Rather than solve a problem, the coalition said, the bill would create “countless” new ones, including increasing costs for residents and Medicaid providers, adding “unnecessary and confusing” bureaucracy, ignoring employee privacy rights, and handing “unprecedented legal authority” to special interest groups.
In testimony on Monday before the House committee, LeadingAge Oregon CEO Kristin Milligan said the bill would have a “tremendous financial impact directly on Oregon’s seniors without any consideration or analysis of its consequences.”
Specifically, she said, the bill fails to require analysis of the fiscal effects of any standards the board creates for the state’s private-pay consumers and services providers. Noting that Medicare and most private insurance plans do not cover assisted living, memory care or other community-based services, Milligan said that the bill would increase costs for the 59% of Oregon’s private-pay residents who reside in such settings.
“This bill will increase costs for consumers, making facilities unaffordable for a larger portion of seniors on fixed incomes, and will force more people onto Medicaid, a fragile system already at risk,” she testified.
The bill also threatens the state’s continuing care retirement / life plan communities, she said, by failing to consider the complexities of staffing those communities that provide multiple housing options and levels of care.
Nine of the state’s 12 CCRCs are 100% private pay, and only three accept Medicaid, Milligan noted.

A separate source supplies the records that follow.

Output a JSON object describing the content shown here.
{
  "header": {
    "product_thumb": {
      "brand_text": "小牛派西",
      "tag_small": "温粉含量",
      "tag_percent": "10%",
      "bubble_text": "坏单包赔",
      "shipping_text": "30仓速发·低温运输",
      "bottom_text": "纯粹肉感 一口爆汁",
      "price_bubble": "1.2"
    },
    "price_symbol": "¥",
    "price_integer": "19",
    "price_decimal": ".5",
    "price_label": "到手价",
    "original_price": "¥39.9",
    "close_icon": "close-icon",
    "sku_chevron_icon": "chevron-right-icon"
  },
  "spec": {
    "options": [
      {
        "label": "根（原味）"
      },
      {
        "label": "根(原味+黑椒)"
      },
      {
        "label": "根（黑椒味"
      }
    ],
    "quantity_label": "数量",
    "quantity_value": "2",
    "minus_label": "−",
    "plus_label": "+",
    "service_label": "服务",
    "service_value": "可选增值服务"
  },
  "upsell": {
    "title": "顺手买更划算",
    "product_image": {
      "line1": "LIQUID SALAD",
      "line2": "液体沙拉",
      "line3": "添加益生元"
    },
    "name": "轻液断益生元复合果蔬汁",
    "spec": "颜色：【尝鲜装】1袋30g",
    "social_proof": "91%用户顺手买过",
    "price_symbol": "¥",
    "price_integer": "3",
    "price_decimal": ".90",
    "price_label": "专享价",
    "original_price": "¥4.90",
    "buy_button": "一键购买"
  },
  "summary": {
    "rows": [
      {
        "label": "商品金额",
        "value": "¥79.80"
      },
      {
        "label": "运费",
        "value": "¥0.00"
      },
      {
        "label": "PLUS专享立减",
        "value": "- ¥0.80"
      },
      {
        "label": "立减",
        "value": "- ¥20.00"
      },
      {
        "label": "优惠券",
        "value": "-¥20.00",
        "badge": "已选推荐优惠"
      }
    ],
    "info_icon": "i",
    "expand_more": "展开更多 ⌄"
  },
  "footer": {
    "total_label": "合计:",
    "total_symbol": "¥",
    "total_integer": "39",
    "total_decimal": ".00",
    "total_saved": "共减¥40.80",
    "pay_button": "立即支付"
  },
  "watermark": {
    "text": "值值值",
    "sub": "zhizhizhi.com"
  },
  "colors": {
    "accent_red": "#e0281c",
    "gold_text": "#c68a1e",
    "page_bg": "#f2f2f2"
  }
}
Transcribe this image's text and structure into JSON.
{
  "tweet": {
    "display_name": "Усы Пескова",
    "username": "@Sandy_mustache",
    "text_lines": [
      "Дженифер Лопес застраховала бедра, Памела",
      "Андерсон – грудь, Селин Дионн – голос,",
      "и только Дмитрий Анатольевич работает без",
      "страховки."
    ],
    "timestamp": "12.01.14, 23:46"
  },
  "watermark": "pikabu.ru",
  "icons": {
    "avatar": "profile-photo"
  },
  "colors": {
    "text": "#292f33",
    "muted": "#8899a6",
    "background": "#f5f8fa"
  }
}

In addition, she said, many communities provide discounted care through foundations for residents who spend down their resources, and those foundations also support staff members through scholarships.
“What happens when these private funds are depleted because a growing number of residents can no longer afford their monthly fees?” Milligan asked. “This bill jeopardizes the financial stability of providers who support seniors without relying on Medicaid dollars.”
Milligan said the bill will not improve care, expand the workforce, support employee choice, support providers or advance nonprofits charitable missions that keep older adults off of Medicaid.
Oregon Health Care Association CEO Phil Bentley also testified, saying that the most significant challenge facing Oregon’s long-term care system is the state’s ability to afford the increasing cost of care. He said that Oregon’s long-term care system has struggled since the COVID-19 pandemic due to staffing shortages, funding challenges and new regulatory requirements.
“These struggles have had real impacts on our regulatory climate,” Bentley said. “We are now considered a challenging and expensive place to operate and provide care.”
Some providers are leaving the state, others are avoiding new projects and rural communities are experiencing community closures in the face of rising demand. HB 3838, Bentley said, would accelerate this trend.
The bill would provide the board jurisdiction over a vast array of policy areas already governed by other state agencies, he said. The board’s jurisdiction would cover six to eight care settings that serve different consumers with differing care needs, various payer sources, and are governed under various regulatory agencies and systems. Bentley called the volunteer board’s mission “impossible.”
In addition, he said, the bill would undermine the interests of workers who could earn higher wages, because it would force workers under a statewide collective bargaining agreement.